AMD is shifting strategy to focus on bringing products to market faster in future, as it plans to deliver its first APU designed for tablet devices and hopes to build developer support for its Fusion architecture.
At its annual Financial Analyst Day event, AMD outlined its future roadmaps for 2012 and 2013, which will see new APU products across the board for mobile platforms including tablets, plus new four-to-eight core FX chips for desktop systems.
AMD chief executive Rory Read said the company's strategy will be to capitalise on the convergence of technologies and devices, plus trends such as consumerisation of technology.
"Our new strategy will help AMD embrace the shifts occurring in the industry, marrying market needs with innovative technologies," he said.
Starting in 2013, AMD said it will move its APUs to a system on a chip (SoC) design, incorporating the Fusion Controller Hub (chipset) functions as well as the CPU and GPU on a single chip.
This approach will speed time-to-market, according to AMD, and enable the development of more tailored customer solutions, with the SoC strategy allowing the company to adopt a modular approach to processor design that can re-use functional blocks.
The first APU chips based on this new SoC approach will be codenamed Kabini and Temash, and will also debut a new CPU core called 'Jaguar', which is the follow-on to the 'Bobcat' core design.
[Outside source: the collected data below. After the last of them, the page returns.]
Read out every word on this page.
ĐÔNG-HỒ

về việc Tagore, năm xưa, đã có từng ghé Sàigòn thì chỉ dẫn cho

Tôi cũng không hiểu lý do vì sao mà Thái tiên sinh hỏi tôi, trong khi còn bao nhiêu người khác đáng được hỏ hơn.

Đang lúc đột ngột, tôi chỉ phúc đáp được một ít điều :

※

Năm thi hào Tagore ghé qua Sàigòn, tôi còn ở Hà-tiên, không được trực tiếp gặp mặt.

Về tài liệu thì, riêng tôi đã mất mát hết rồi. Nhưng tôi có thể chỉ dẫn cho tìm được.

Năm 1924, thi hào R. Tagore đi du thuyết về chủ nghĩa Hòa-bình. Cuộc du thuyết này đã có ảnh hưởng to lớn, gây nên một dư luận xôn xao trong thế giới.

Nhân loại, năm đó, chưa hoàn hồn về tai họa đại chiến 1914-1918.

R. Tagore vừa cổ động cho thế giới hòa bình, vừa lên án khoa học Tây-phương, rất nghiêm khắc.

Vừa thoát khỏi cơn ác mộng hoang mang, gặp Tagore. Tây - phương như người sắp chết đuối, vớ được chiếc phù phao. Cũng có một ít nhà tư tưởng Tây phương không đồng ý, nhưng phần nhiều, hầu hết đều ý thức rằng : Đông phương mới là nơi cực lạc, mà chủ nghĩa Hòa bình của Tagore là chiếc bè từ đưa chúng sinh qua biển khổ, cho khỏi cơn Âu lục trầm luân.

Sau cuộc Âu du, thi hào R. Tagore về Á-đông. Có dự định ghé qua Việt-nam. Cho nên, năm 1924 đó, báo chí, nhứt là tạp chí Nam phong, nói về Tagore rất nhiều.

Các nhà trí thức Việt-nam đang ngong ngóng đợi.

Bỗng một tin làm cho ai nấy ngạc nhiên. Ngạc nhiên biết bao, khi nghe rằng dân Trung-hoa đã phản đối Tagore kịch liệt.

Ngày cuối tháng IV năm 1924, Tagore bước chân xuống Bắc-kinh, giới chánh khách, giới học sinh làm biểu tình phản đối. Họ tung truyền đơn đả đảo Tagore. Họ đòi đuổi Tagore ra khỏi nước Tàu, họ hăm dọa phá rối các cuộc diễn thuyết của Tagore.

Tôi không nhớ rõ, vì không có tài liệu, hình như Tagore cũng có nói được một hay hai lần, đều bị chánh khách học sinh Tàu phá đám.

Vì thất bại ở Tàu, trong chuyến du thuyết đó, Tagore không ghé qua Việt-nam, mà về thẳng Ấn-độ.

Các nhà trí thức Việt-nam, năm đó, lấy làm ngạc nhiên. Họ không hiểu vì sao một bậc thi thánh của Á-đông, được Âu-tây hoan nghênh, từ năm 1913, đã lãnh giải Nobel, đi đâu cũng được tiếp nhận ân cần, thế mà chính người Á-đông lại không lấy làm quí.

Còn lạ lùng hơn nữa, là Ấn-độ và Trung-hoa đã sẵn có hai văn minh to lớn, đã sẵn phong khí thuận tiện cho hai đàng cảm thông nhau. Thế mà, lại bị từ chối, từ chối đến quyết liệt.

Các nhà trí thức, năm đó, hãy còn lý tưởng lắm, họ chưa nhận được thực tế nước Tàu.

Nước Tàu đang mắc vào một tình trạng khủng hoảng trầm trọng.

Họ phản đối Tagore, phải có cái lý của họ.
2013 will also see the first teraflop APU, AMD said. Codenamed Kaveri, this will be based on another new CPU core called 'Steamroller', which succeeds 'Piledriver', itself an update of the Bulldozer core.
As far as 2012 goes, AMD will introduce its first APU aimed at Windows tablets, in the shape of the Z-Series 'Hondo' processor, based on one or two Bobcat CPU cores and boasting a low-power operation of just 4.5W, the firm said.